Celeste se sentía rara y culpable porque el chico no le disgustaba, pero ¿qué clase de mujer sería si a los pocos días de haber muerto el chico que supuestamente le gustaba, ella ya estaba relacionándose con otro? En el pueblo no se les escapaba una y sabía que empezarían a hablar mal de ella si la veían con otro chico, aunque eso era lo de menos, el mayor conflicto era con ella misma.

—Gracias por tu ofrecimiento Jonathan, lo tendré muy en cuenta. —La chica se fue a su casa a meditar sobre lo que le estaba ocurriendo.

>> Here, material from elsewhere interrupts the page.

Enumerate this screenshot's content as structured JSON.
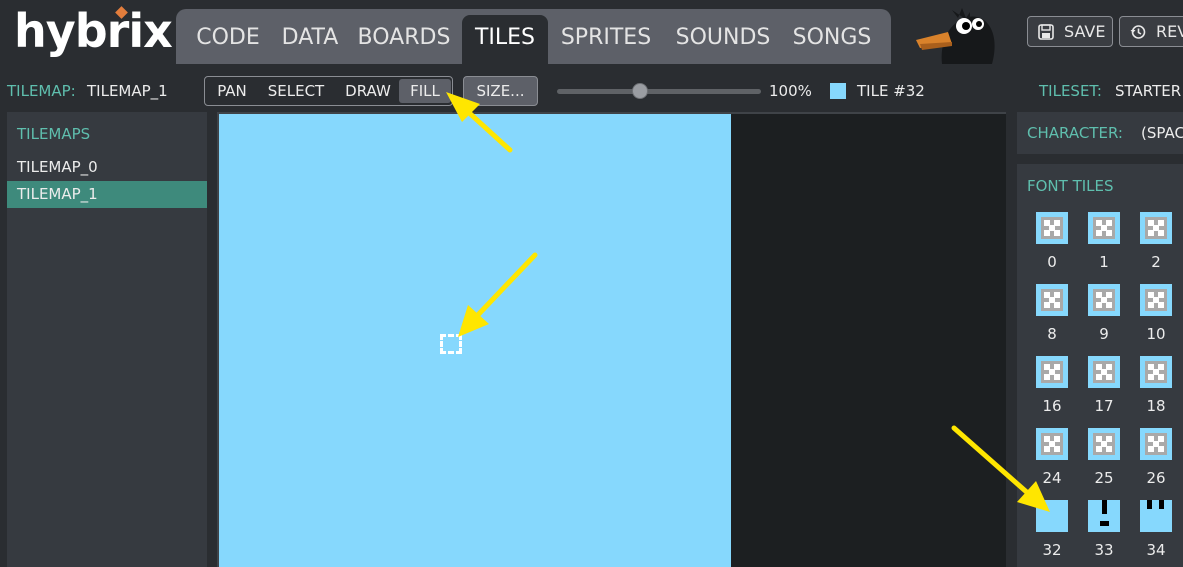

Echavarría había llegado de manera inconsciente al cementerio. Miraba hacia la puerta dudando si entrar o no, así que se quedó en su coche un buen rato recordando el pasado. Ana lo había significado todo para él y pensar en que Celeste fuera su hija le hacía sentir que tenía otra oportunidad, la veía como una señal para volver a ser feliz. Finalmente, se bajó de su coche y entró al cementerio, se dirigió directamente a unas bóvedas que se encontraban en el extremo derecho de la parte baja, hasta que llegó a una que tenía por nombre Mi Ángel. Bajo ese seudónimo había sepultado a su amada.

Acariciaba aquel epitafio y lo leía una y otra vez llorando como un niño.

«Mi Ángel.

Sin tu luz estaré en tinieblas, sin tu voz mis oídos no querrán volver a oír jamás, sin tus alas ya no podré volar, sin tus ojos los míos estarán ciegos y sin tu presencia mi inexistencia será eterna».

Aquellas palabras habían salido del fondo de su corazón cuando la perdió para siempre y con ella toda esperanza de ser un hombre mejor, pero sobre todo feliz.